İnsanın yaptığı bütün iyilikler ve kötülükler geçmişten gelen seslerde yankılanır. Tarihimiz hafızamızdadır. Baskılarla yok edilemez. Zamanı geldiğinde canlanır, yankılanır ve yaşam hakkına kavuşur. Dağ taş dere tepe de verdiği aksi sedayla bizim sesimizde ifade bulan iç dünyamızı yansıtır.  Hayat insana hak ettikleri gün gelir mutlaka verir. Biz Türk kimliğimizi koruyabilmek için çok mücadele verdik.

İşte şimdi hayat bize bu seçimlerde Türklük sevdasıyla yanan bir lider sunuyor, ödüllendiriliyoruz. Bu bir tesadüf (rastlantı) değildir, hayatın yansımasıdır.

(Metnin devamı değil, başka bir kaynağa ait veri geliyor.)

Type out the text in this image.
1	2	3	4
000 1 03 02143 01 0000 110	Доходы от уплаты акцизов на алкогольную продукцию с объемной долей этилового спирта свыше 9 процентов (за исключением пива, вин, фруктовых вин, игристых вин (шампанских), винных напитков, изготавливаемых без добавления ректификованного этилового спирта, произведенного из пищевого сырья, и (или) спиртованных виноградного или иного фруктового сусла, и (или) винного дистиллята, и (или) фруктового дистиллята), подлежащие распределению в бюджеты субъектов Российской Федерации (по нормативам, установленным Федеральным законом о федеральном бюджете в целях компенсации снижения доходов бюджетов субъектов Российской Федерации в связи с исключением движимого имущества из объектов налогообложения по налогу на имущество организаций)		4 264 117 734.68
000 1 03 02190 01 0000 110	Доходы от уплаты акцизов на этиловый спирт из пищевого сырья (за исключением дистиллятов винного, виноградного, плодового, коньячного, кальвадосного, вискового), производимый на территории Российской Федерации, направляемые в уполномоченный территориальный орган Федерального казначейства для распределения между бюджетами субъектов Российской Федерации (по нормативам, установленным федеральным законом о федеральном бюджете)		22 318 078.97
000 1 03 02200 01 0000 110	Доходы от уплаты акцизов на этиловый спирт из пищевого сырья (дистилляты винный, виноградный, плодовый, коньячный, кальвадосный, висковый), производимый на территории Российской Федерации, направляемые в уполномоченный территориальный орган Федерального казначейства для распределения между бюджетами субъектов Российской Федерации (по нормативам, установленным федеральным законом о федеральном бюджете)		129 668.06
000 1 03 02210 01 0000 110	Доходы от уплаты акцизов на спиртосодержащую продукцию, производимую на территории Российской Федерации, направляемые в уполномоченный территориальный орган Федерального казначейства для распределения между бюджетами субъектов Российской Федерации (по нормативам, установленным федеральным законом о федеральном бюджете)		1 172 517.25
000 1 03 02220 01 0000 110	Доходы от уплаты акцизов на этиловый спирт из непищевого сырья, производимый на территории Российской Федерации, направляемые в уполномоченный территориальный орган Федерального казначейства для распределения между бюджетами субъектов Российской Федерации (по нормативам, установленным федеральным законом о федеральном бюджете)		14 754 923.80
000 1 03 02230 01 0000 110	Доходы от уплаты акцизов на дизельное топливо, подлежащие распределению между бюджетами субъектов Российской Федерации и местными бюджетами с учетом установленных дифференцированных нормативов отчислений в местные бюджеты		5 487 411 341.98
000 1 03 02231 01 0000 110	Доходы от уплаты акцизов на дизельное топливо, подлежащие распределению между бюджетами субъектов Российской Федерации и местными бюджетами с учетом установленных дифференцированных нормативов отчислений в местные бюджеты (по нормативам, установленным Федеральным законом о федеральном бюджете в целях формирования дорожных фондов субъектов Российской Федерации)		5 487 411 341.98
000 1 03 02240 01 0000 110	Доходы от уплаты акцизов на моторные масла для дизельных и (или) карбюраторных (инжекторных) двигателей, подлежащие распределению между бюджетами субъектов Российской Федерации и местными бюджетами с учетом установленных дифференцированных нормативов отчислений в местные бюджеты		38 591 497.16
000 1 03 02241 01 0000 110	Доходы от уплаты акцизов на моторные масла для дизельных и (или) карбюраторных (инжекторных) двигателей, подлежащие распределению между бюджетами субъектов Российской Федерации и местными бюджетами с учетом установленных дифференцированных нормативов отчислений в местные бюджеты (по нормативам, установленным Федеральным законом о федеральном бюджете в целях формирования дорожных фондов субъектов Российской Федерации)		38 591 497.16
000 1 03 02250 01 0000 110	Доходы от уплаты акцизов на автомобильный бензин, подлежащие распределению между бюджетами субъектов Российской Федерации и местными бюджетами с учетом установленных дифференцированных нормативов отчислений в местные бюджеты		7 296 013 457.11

Bu sözleri torununa aktaran dede, torununun başını hep sıvazlıyordu.

***

Siyasi yorum:

Her bir siyasi parti ve hareket Cumhurbaşkanı adayı çıkaramaz. Her ulus demokratik devlet kuramaz. Bütün geçmişi yalana, sahtekarlığa ve dolandırıcılığa dayanan Hak ve Özgürlükler Partisi (DPS) 1990’dan sonra 4 defa Cumhurbaşkanı seçimi yapılsa da bir defa bile aday çıkaramadı. Bunun nedeni ise, partiyi yönetenlerin çift karakterli olmasında, sağ ve sol cepheden adaylara “koltuk değnekliği” yapmakta, daha fazla kişisel yarar aramış  olmalarında gizlidir.

HÖH lideri Ahmet Doğan, ülkemizde kurulan birinci demokratik kitle örgüt olan ve her zaman haklarımızın ve özgürlüklerimizin tanınmasından yana çıkan – Demokratik Güçler Birliği (CDC) Başkanı J. Jelev ile son Türkün de Bulgaristan’dan kovmak amacıyla kurulan “Vatan için Emek Partisi” lideri G. Parvanov arasındaki farkı seçmenlere doğru dürüst anlatmaya yanaşmadı, seçmeni aldattı. Her seçimde vatandaki kardeşlerimizi ve soydaşlarımızı yanlış kişiye oy vermeye kandırdı. Çifte karakterli siyasi yaklaşımla seçmenimiz gözü kör “siyasi köle” durumuna getirilmek istendi.

Özellikle son iki yılda Bulgar milliyetçilerin nankörlüğü çok ileri gitti.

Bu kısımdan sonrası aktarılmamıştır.